Devlet aklının tiksindirici konjonktür hesaplarıyla işlediğini biliyoruz. Bu aklın her yanda bitiveren sözcüleri de barışı neredeyse askeri terminolojiyle tarif edecek kadar bu aygıtla özdeşleşmişler. Buna yabancı değiliz: Vali Nevzat Tandoğan’ın hülasa ettiği bir devlet geleneğiyle yürüyor Türkiye’de bütün işler. Öyle olmasa barış görüşmeleri başlamış ve barış umudu ülkenin ufuklarında büyüyorken devletin Lice’deki yeni yıl kıyımı bir kahramanlık destanı olarak sunulur muydu?
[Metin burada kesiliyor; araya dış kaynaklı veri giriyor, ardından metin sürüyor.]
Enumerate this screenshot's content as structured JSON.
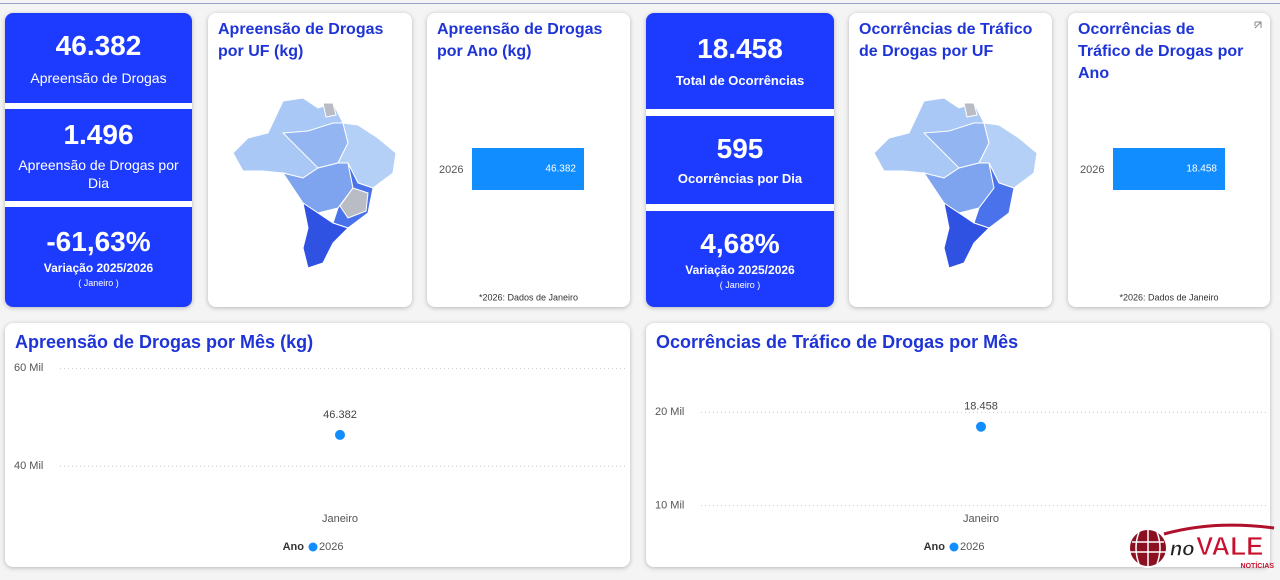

Muktedirlerin barış arayışı belki de aklımızın henüz ermediği bazı hesaplar üzerine kuruludur. Bunu zaman gösterecektir. Peki, hesaplar her zaman tutar mı? Tarih, tutmadığını söylüyor. Muktedirlerin ve onlara iman edenlerin hesapları onların olsun. Biz halkların bilgeliğine inanıyoruz. Hiçbir hesabın bozamadığı bu bilgelik her yandan hayatımıza kara gölgelerini salan linç hareketlerine rağmen, barışın gerçek teminatı olacaktır. Savaşın yıkamadığı, yok edemediği Anadolu ve Mezopotamya’nın devletçi olmayan, barışçıl ve ortakçı ruhu barışa da ışık verecektir.

Artık gencecik çocuklarını kazananı olmayan bu savaşta kurban etmek istemeyen Kürtler ve Türkler, bu barışın gerçek sahipleri olacaktır. Barış, dağı ve şehri buluşturma düşüdür ve bu toprakların kaybolmuş hikâyesidir. Şimdi bu hikâyede yeniden buluşma ihtimali doğdu.

Barış, düşü ve gerçeği kardeş kılacak olan ortak geleceğimizdir.